Why LeBron James’ ‘Space Jam 2’ Is Summer 2021’s Biggest Open Question

Warner Bros. has released the second trailer for Space Jam: A New Legacy. We got a somewhat clever “30 on 30” spoof featurette over the weekend, and now this trailer will play before theatrical showings of In the Heights and Peter Rabbit: The Runaway. I’m not going to pretend that this 25-years-later sequel, starring LeBron James instead of Michael Jordan, looks like some grand cinematic masterpiece. I saw the first Space Jam on opening weekend in November of 1996 and thought it was a painless and cute diversion. I was impressed at how Jordan was a smart enough actor not to try and steal scenes from the Looney Tunes and rolled my eyes at how it fetishized its one main female character, but otherwise shrugged accordingly.

The highest compliment I can pay is that it doesn’t seem to be targeted at nostalgic adults. Insertions of R-rated Warner Media characters (the hooligans in A Clockwork Orange, the nuns from Ken Russell’s The Devils, etc.) into the crowd scenes notwithstanding, this looks like a kids flick through-and-through. Its rated PG (par for the course in 1996, but now I’m almost surprised they didn’t finagle a PG-13) and features the kind of humor that makes young kids laugh while parents look at their watch. And to a certain extent, that’s okay. Back in 1996, a movie like Space Jam starring a basketball star and a cartoon character facing off against aliens in an intergalactic basketball game, was unique amid action movies and studio programmers.

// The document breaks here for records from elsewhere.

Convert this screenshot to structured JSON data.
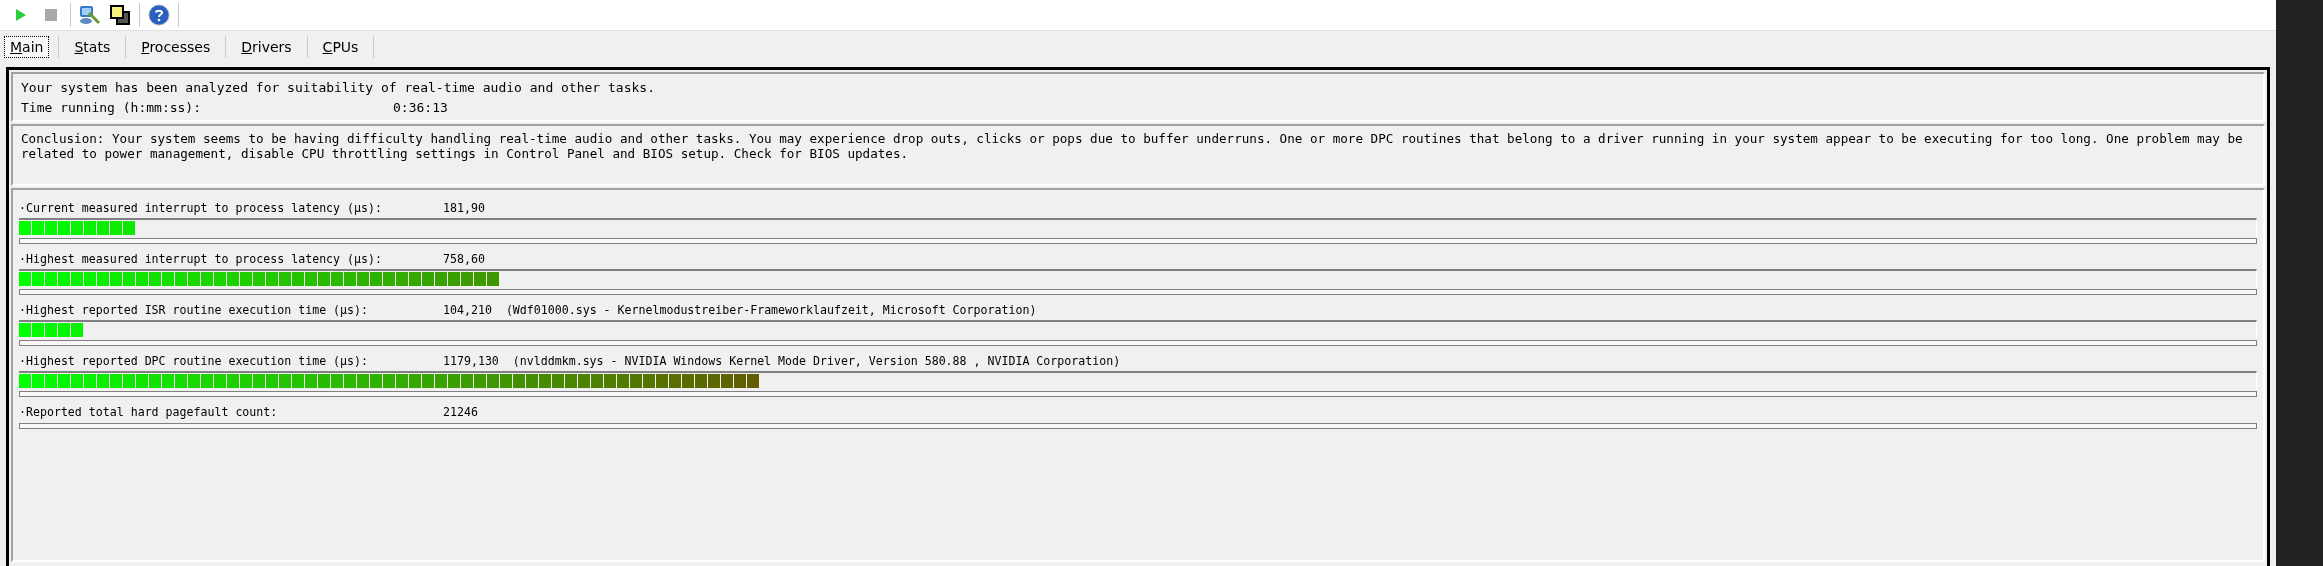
{
  "toolbar": {
    "buttons": [
      {
        "kind": "play",
        "disabled": false
      },
      {
        "kind": "stop",
        "disabled": true
      },
      {
        "kind": "analyze"
      },
      {
        "kind": "windows"
      },
      {
        "kind": "help"
      }
    ]
  },
  "tabs": [
    {
      "label": "Main",
      "selected": true
    },
    {
      "label": "Stats",
      "selected": false
    },
    {
      "label": "Processes",
      "selected": false
    },
    {
      "label": "Drivers",
      "selected": false
    },
    {
      "label": "CPUs",
      "selected": false
    }
  ],
  "summary": {
    "analyzed": "Your system has been analyzed for suitability of real-time audio and other tasks.",
    "time_label": "Time running (h:mm:ss):",
    "time_value": "0:36:13"
  },
  "conclusion": "Conclusion: Your system seems to be having difficulty handling real-time audio and other tasks. You may experience drop outs, clicks or pops due to buffer underruns. One or more DPC routines that belong to a driver running in your system appear to be executing for too long. One problem may be related to power management, disable CPU throttling settings in Control Panel and BIOS setup. Check for BIOS updates.",
  "metrics": [
    {
      "kind": "meter",
      "label": "·Current measured interrupt to process latency (µs):",
      "value": "181,90"
    },
    {
      "kind": "meter",
      "label": "·Highest measured interrupt to process latency (µs):",
      "value": "758,60"
    },
    {
      "kind": "meter",
      "label": "·Highest reported ISR routine execution time (µs):",
      "value": "104,210",
      "detail": "(Wdf01000.sys - Kernelmodustreiber-Frameworklaufzeit, Microsoft Corporation)"
    },
    {
      "kind": "meter",
      "label": "·Highest reported DPC routine execution time (µs):",
      "value": "1179,130",
      "detail": "(nvlddmkm.sys - NVIDIA Windows Kernel Mode Driver, Version 580.88 , NVIDIA Corporation)"
    },
    {
      "kind": "count",
      "label": "·Reported total hard pagefault count:",
      "value": "21246"
    }
  ]
}
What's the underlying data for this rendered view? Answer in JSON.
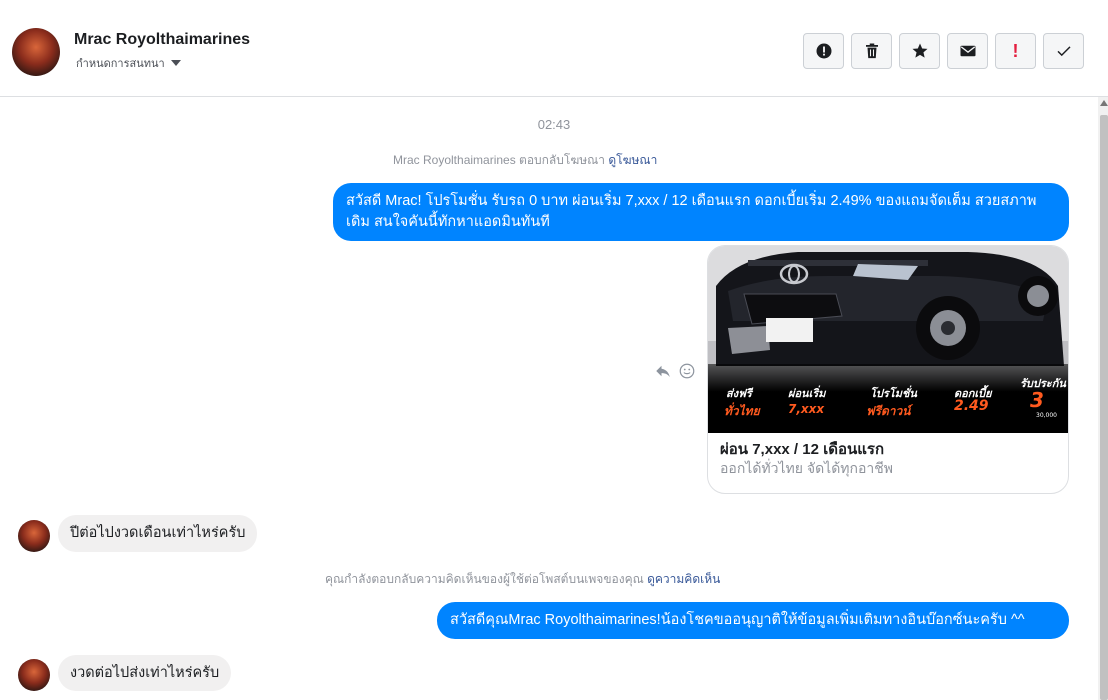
{
  "header": {
    "name": "Mrac Royolthaimarines",
    "assign_label": "กำหนดการสนทนา",
    "toolbar": {
      "spam_icon": "alert-circle-icon",
      "delete_icon": "trash-icon",
      "star_icon": "star-icon",
      "unread_icon": "envelope-icon",
      "important_label": "!",
      "done_icon": "checkmark-icon"
    }
  },
  "conversation": {
    "timestamp": "02:43",
    "ad_reply_notice": "Mrac Royolthaimarines ตอบกลับโฆษณา",
    "ad_link": "ดูโฆษณา",
    "msg_promo": "สวัสดี Mrac! โปรโมชั่น รับรถ 0 บาท ผ่อนเริ่ม 7,xxx / 12 เดือนแรก ดอกเบี้ยเริ่ม 2.49% ของแถมจัดเต็ม สวยสภาพเดิม สนใจคันนี้ทักหาแอดมินทันที",
    "card": {
      "title": "ผ่อน 7,xxx / 12 เดือนแรก",
      "subtitle": "ออกได้ทั่วไทย จัดได้ทุกอาชีพ",
      "promo": {
        "l1": "ส่งฟรี",
        "v1": "ทั่วไทย",
        "l2": "ผ่อนเริ่ม",
        "v2": "7,xxx",
        "l3": "โปรโมชั่น",
        "v3": "ฟรีดาวน์",
        "l4": "ดอกเบี้ย",
        "v4": "2.49",
        "l5": "รับประกัน",
        "v5": "3",
        "v5b": "30,000"
      }
    },
    "msg_customer_1": "ปีต่อไปงวดเดือนเท่าไหร่ครับ",
    "comment_notice": "คุณกำลังตอบกลับความคิดเห็นของผู้ใช้ต่อโพสต์บนเพจของคุณ",
    "comment_link": "ดูความคิดเห็น",
    "msg_reply": "สวัสดีคุณMrac Royolthaimarines!น้องโชคขออนุญาติให้ข้อมูลเพิ่มเติมทางอินบ๊อกซ์นะครับ ^^",
    "msg_customer_2": "งวดต่อไปส่งเท่าไหร่ครับ"
  },
  "colors": {
    "outgoing": "#0084ff",
    "incoming": "#f1f0f0",
    "link": "#385898",
    "meta": "#90949c"
  }
}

It opened the week after Mel Gibson’s Ransom, a $70 million, R-rated action thriller which would earn $309 million worldwide, more than the $230 million earned by the $90 million Space Jam. And while Mars Attacks! turned into one of the most expensive private jokes in modern Hollywood history, it got clobbered by star-driven originals like John Travolta’s Michael and Tom Cruise’s Jerry Maguire. It is a cruel irony that 25 years later, the only “big” movies of late 1996 which would have a shot in hell of A) existing theatrically and B) succeeding theatrically are the franchise-specific likes of Space Jam, Beavis and Butthead and Star Trek: First Contact, although we’re getting a fifth Scream next year because the  Scream series was popular 20-25 years ago.

Is Space Jam: A New Legacy still a viable IP 25 years later? Is Space Jam a popular movie to the point where all audiences (not just kids and chaperoning parents) actually want to see another go-around? Or is it a case of an unrequested IP extension that exists because the studio (and in this case, the top-billed star) wanted it to exist? A fracturing of pop culture means that famous sports stars aren’t quite as universally known/beloved as they arguably were in the NBA Jam days, and once again Space Jam: A New Legacy faces a marketplace where movies of this nature are par for the course. I don’t know the budget for this one, but I’m hoping it’s closer to $90 million than $150 million.

Even adjusted for inflation, the original film’s “adjusted for inflation” $476 million global cume would barely cut it on a $150 million budget (notice how nobody is breaking down doors to make a sequel to the $433 million-grossing Detective Pikachu). But even presuming it’s closer in budget to Shazam than Aquaman, there’s always the chance that the film will be received about as warmly as Zoolander, No. 2. That $50 million sequel to a 15-year-old movie that didn’t even crack $61 million was greeted upon announcement with the usual “Everything is Awesome!” geek-and-nostalgia-centric media chorus, and its failure ($57 million) was a classic example of not mistaking online fandom and online hype for mainstream interest (see also: the current cultural divide over Zack Snyder’s DC superhero movies).

How Space Jam: A New Legacy is, especially outside of F9 and the DC/Marvel movies, one of the biggest “franchise titles” in play this season. The only films that come close are (speculation alert) Free Guy and Jungle Cruise. Yet, the strength of its appeal is uncertain. It’s possible that the film could send new subscribers to HBO Max while enticing existing subscribers to stick around, but we’re still talking an ecosystem where the newest WB theatrical pulls in around 2-3 million viewers on “opening weekend” with little data for “legs.” It will be… interesting if a sequel to a movie that wasn’t that big of a hit 25 years ago can become an A-level franchise today. Well, after Jumanji: Welcome to the Jungle, I can’t entirely write it off.